The JB: You're right, I'm using second gear as a crotch! - That's between you and the gearbox, pet.
- "Our" (my parents') two paddocks are empty for the first time in 25 years. Our final equine, Jenny the jennet, has departed, to be a companion to a big horse. She's a 11h (runty, some would say) mule (mother: Shetland pony; father: rogue jack donkey) who has been with us for 20 years. And what a twenty! So many Jenny adventures. The time she got out in the barley field, and all you could see were the big ears, gleefully roving.
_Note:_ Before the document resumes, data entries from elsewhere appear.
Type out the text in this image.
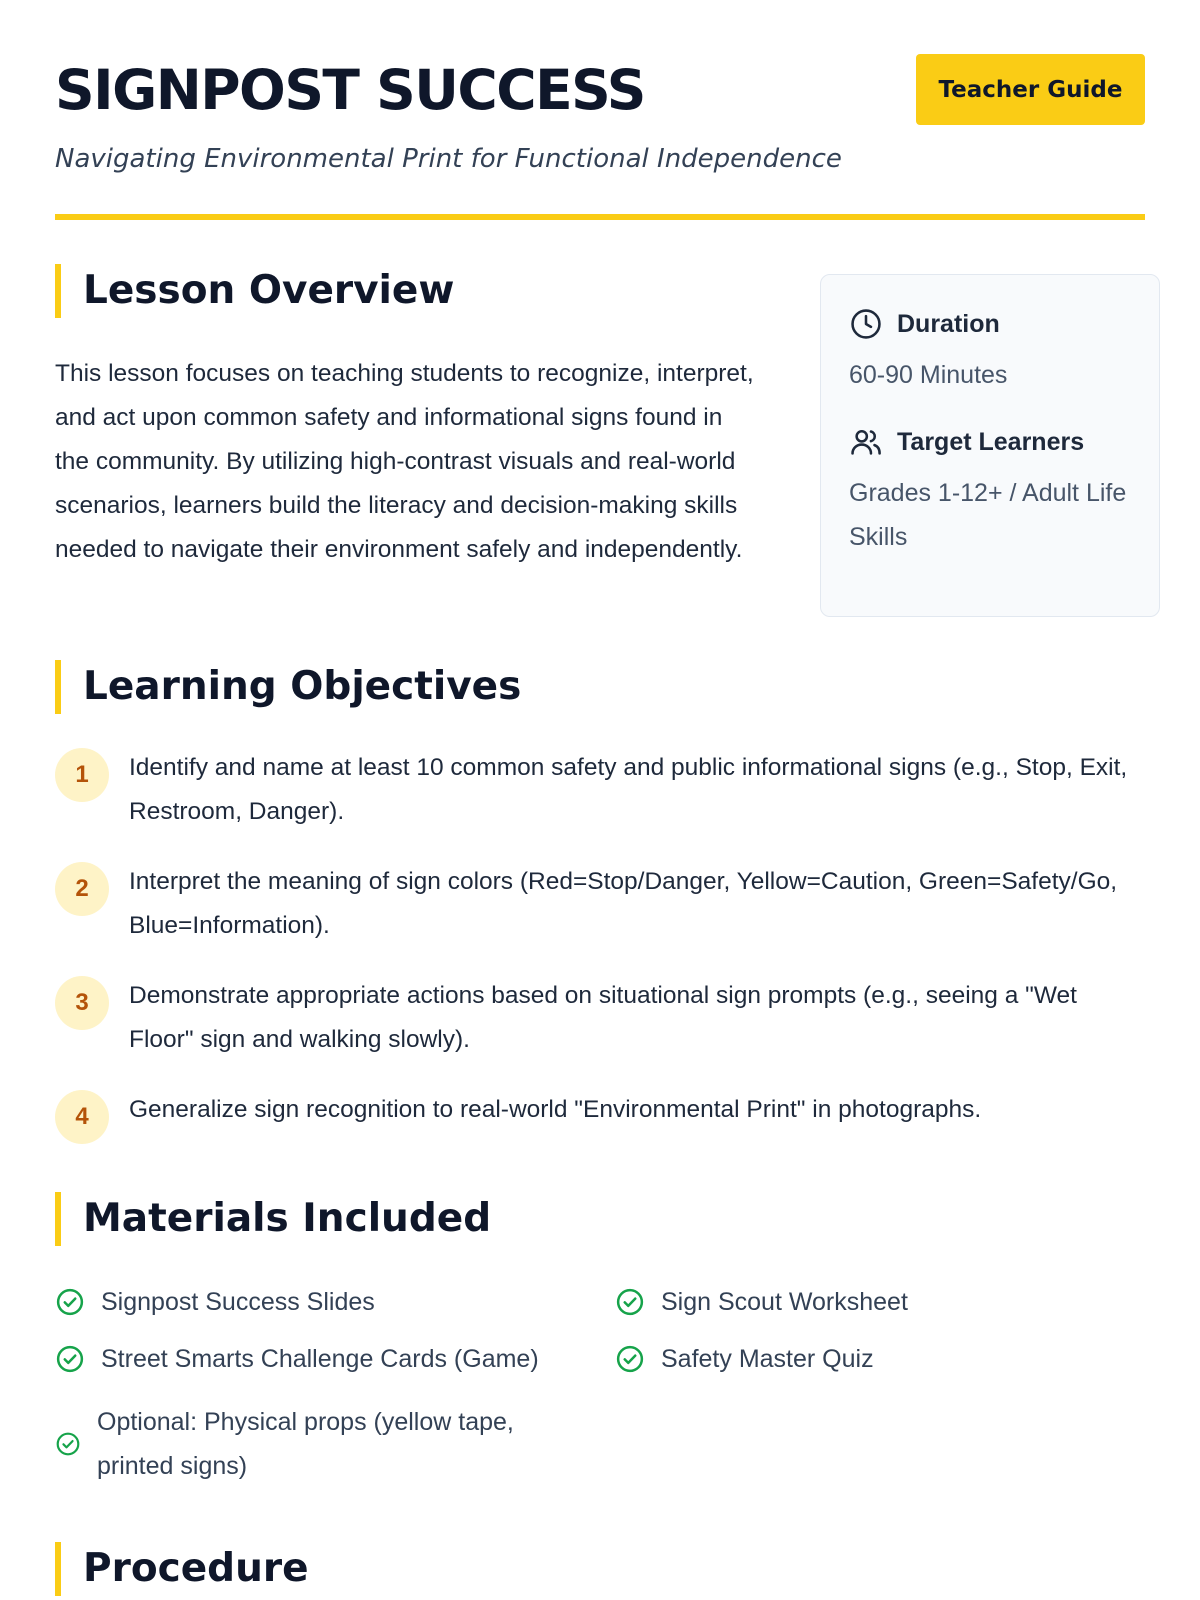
SIGNPOST SUCCESS

Navigating Environmental Print for Functional Independence

Teacher Guide
Lesson Overview

This lesson focuses on teaching students to recognize, interpret, and act upon common safety and informational signs found in the community. By utilizing high-contrast visuals and real-world scenarios, learners build the literacy and decision-making skills needed to navigate their environment safely and independently.

Duration
60-90 Minutes
Target Learners
Grades 1-12+ / Adult Life Skills
Learning Objectives
1	Identify and name at least 10 common safety and public informational signs (e.g., Stop, Exit, Restroom, Danger).
2	Interpret the meaning of sign colors (Red=Stop/Danger, Yellow=Caution, Green=Safety/Go, Blue=Information).
3	Demonstrate appropriate actions based on situational sign prompts (e.g., seeing a "Wet Floor" sign and walking slowly).
4	Generalize sign recognition to real-world "Environmental Print" in photographs.
Materials Included
Signpost Success Slides	Sign Scout Worksheet
Street Smarts Challenge Cards (Game)	Safety Master Quiz
Optional: Physical props (yellow tape, printed signs)
Procedure
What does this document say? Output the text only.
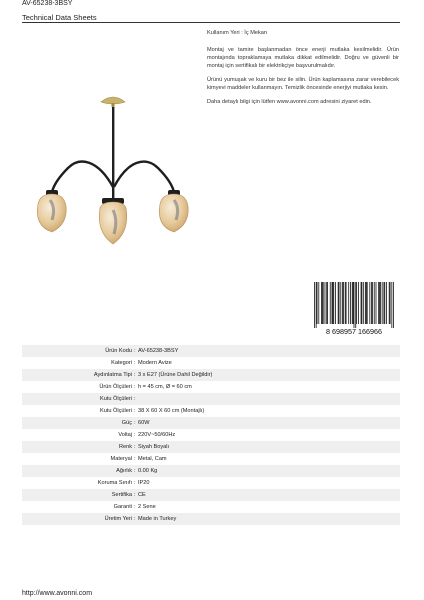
AV-65238-3BSY
Technical Data Sheets

Kullanım Yeri : İç Mekan

Montaj ve tamire başlanmadan önce enerji mutlaka kesilmelidir. Ürün montajında topraklamaya mutlaka dikkat edilmelidir. Doğru ve güvenli bir montaj için sertifikalı bir elektrikçiye başvurulmalıdır.

Ürünü yumuşak ve kuru bir bez ile silin. Ürün kaplamasına zarar verebilecek kimyevi maddeler kullanmayın. Temizlik öncesinde enerjiyi mutlaka kesin.

Daha detaylı bilgi için lütfen www.avonni.com adresini ziyaret edin.

8 698957 166966
Ürün Kodu : AV-65238-3BSY
Kategori : Modern Avize
Aydınlatma Tipi : 3 x E27 (Ürüne Dahil Değildir)
Ürün Ölçüleri : h = 45 cm, Ø = 60 cm
Kutu Ölçüleri :
Kutu Ölçüleri : 38 X 60 X 60 cm (Montajlı)
Güç : 60W
Voltaj : 220V~50/60Hz
Renk : Siyah Boyalı
Materyal : Metal, Cam
Ağırlık : 0.00 Kg
Koruma Sınıfı : IP20
Sertifika : CE
Garanti : 2 Sene
Üretim Yeri : Made in Turkey
http://www.avonni.com
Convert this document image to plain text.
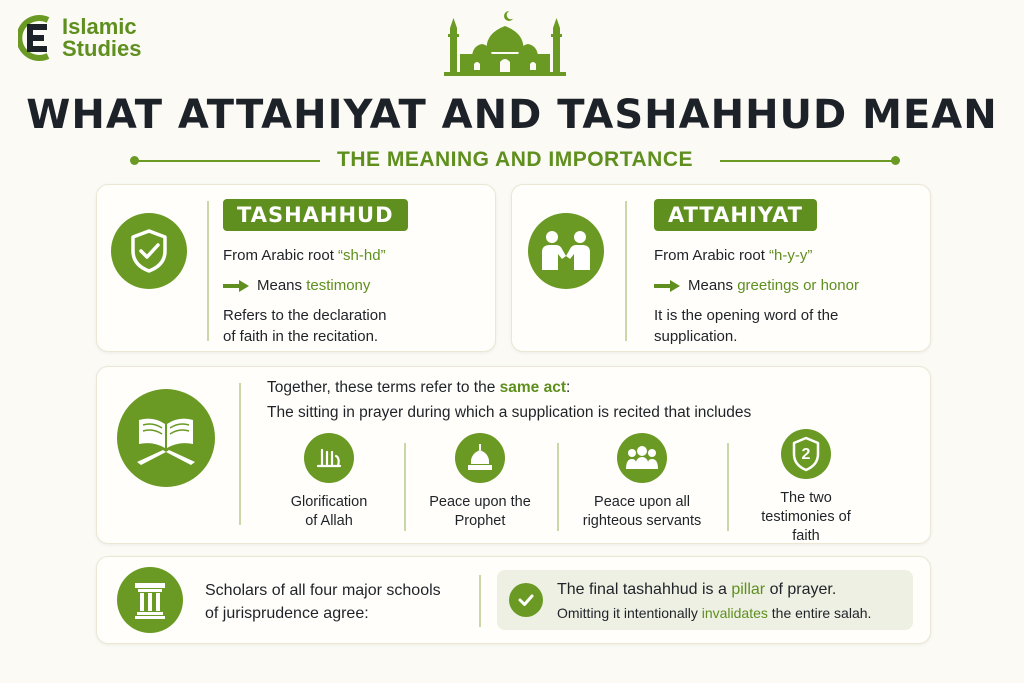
Islamic
Studies
WHAT ATTAHIYAT AND TASHAHHUD MEAN
THE MEANING AND IMPORTANCE
TASHAHHUD
From Arabic root “sh-hd”
Means testimony
Refers to the declaration
of faith in the recitation.
ATTAHIYAT
From Arabic root “h-y-y”
Means greetings or honor
It is the opening word of the
supplication.
Together, these terms refer to the same act:
The sitting in prayer during which a supplication is recited that includes
Glorification
of Allah
Peace upon the
Prophet
Peace upon all
righteous servants
2
The two
testimonies of
faith
Scholars of all four major schools
of jurisprudence agree:
The final tashahhud is a pillar of prayer.
Omitting it intentionally invalidates the entire salah.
All the times she'd search your pockets for carrots and make mean faces at you when she'd eaten them. Ah yes. She is a strange animal, with her donkey feet and her pony head, her half-whinny, half-bray. She didn't like people, other animals, or other horses; indeed, was a cranky rogue in many ways, but you had to admire her spirit. So wily, such a survivor, and when my horse died, she stood over his body for hours:
She loaded bravely into the trailer today and went off with not even a backward glance. Go forth and pester, Jenny.
Have great weekends, all. Animal stories and all comments welcome, folks.